In 2011, Reed Hastings shared plans for his company’s next move with a friend. He had decided that Netflix was going to split its DVD and streaming services and charge customers separately for each. Hastings’ friend was a Netflix subscriber and didn’t like the idea, saying “I don’t want to manage two accounts.”
Hastings decided not to take his friend’s advice and went ahead with his plan. The result was the infamous Qwikster debacle that resulted in Netflix losing more than 800,000 subscribers and half its stock value. Just three months after the initial announcement, Netflix rolled back its two-service plan, and Hastings learned a valuable lesson about listening to others, especially his customers.
Since then, the company has become a global entertainment giant thanks to a hugely successful move into content creation. Now, Hastings is happy to listen to his experienced team and loyal consumers. In fact, he only spent 30 minutes on the decision to approve Netflix’s first major foray into production, House of Cards.
The company has also become more cautious about pricing. Increases are usually small and aligned with demonstrations of the service’s continued value for money. The last price jump for U.S. users coincided with new seasons of two of Netflix’s biggest hits, The Crown and Stranger Things. This time, subscriber numbers actually increased.

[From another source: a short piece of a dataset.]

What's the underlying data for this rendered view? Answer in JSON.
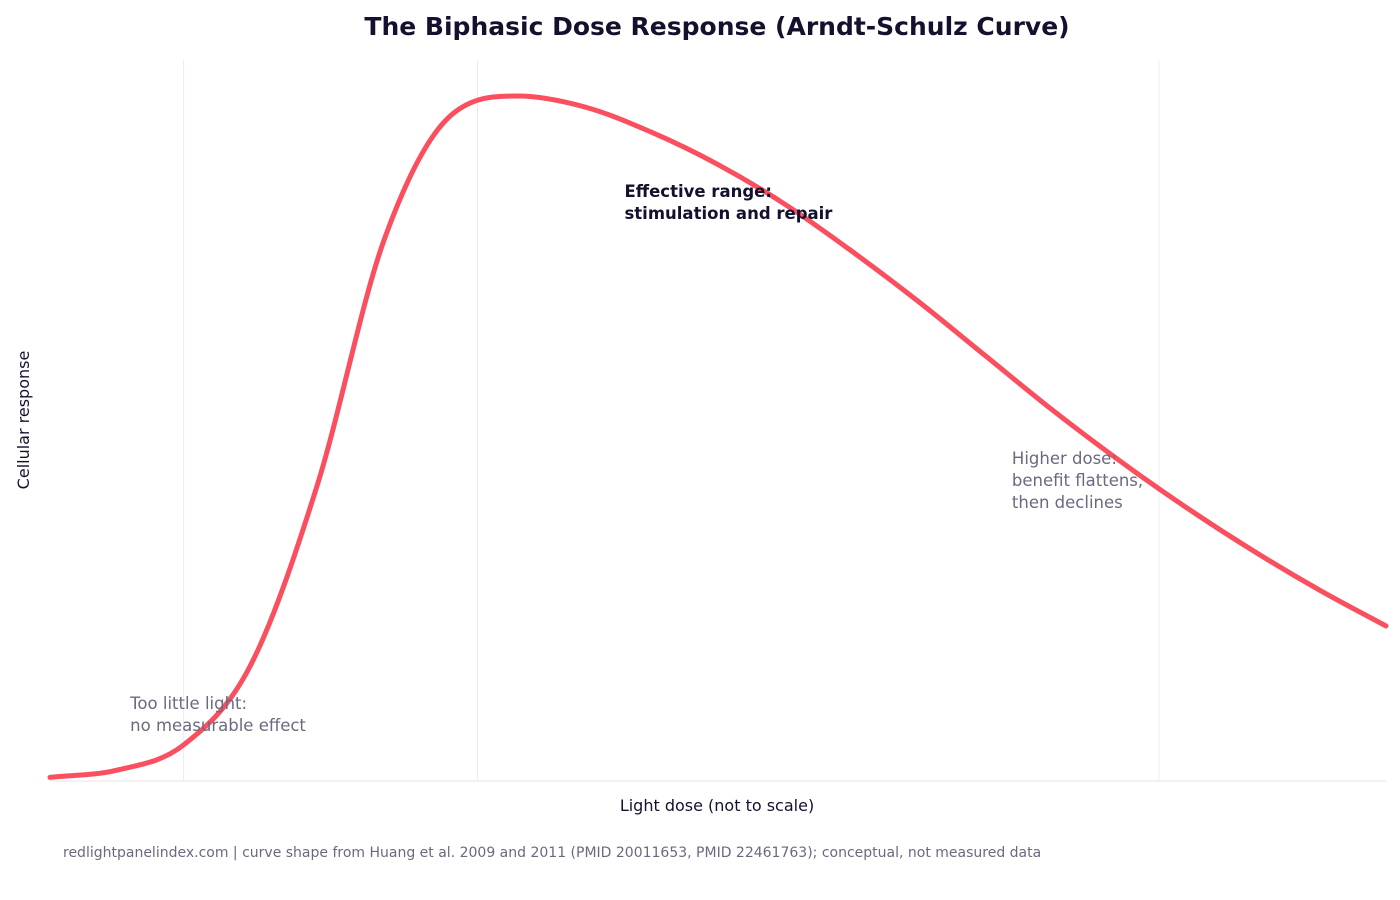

What I didn’t know: Supermarkets sell real estate
Every business makes mistakes, and as a leader, you’ll be responsible or at least accountable for most of them, but the best leaders don’t let their bad decisions define them. A simple way you can accomplish this is by not reacting right away to every mistake, but reacting in the right way, whether that means rectifying the issue immediately or learning a valuable lesson and moving forward.
When I started my company, I was entirely new to the beverage industry. In many ways, my lack of knowledge was advantageous to me, as I wasn’t held back or discouraged by preconceptions. But at other times, my naivety meant I wasted a lot of time chasing opportunities that just weren’t available to me.
Having successfully acquired shelf space at a local San Francisco Whole Foods, I made the mistake of thinking that other supermarkets would follow suit. But when I spoke with buyers at the bigger stores, they told me that hint didn’t fit into their existing beverage categories, which were plain water, vitamin water, and sodas. I responded by trying to persuade them to create a new category, but that was also unsuccessful.
One day, at one of my kid’s softball games, I got talking to one of the other moms there. She happened to work for a major beverage company and opened my eyes to how the industry worked. Supermarkets are essentially selling real estate, and the big brands pay big bucks for prime shelf space.
My mistake was to assume that what was on the shelves in big stores was simply what sold well and that meant a pathway for my product. But, boy, was I wrong!
Finding customers elsewhere
When I dreamed about my product being successful, I imagined it on the shelves of major supermarkets. That vision not coming true immediately was disheartening. I had wasted a lot of time and energy trying to make it happen, but once I realized that this was something that was beyond my control, I tried to react positively.
We couldn’t get into the major supermarkets yet, but we could still get to their customers. It was just a matter of finding them in other places. We soon began selling directly to cafes and canteens on college campuses and at tech firms where I knew we’d have an audience. Later on, we even launched our own online shop and direct-to-consumer subscription service.
Having grown our customer base and built the brand in other ways, the big supermarkets eventually came to us. I had made the initial mistake of assuming that having a good product was enough to get on the shelves, but by reacting to a roadblock in the right way, I eventually got what I wanted.
How fast do you get up?
Mistakes are opportunities to learn, especially for startups entering a new market. When you come up with an innovative product or service, it’s often hard to understand why nobody else has solved the problem already. You start to think that the existing players in your market must be complacent and your success is inevitable.
After the infamous failure of Virgin Cola, Richard Branson said that he would “never again make the mistake of thinking all large, dominant companies are sleepy.” The established players in any market are successful for a reason, and you’ll make plenty of mistakes as you take them on, but how quickly and effectively you react and learn from them will ensure your business survives and thrives.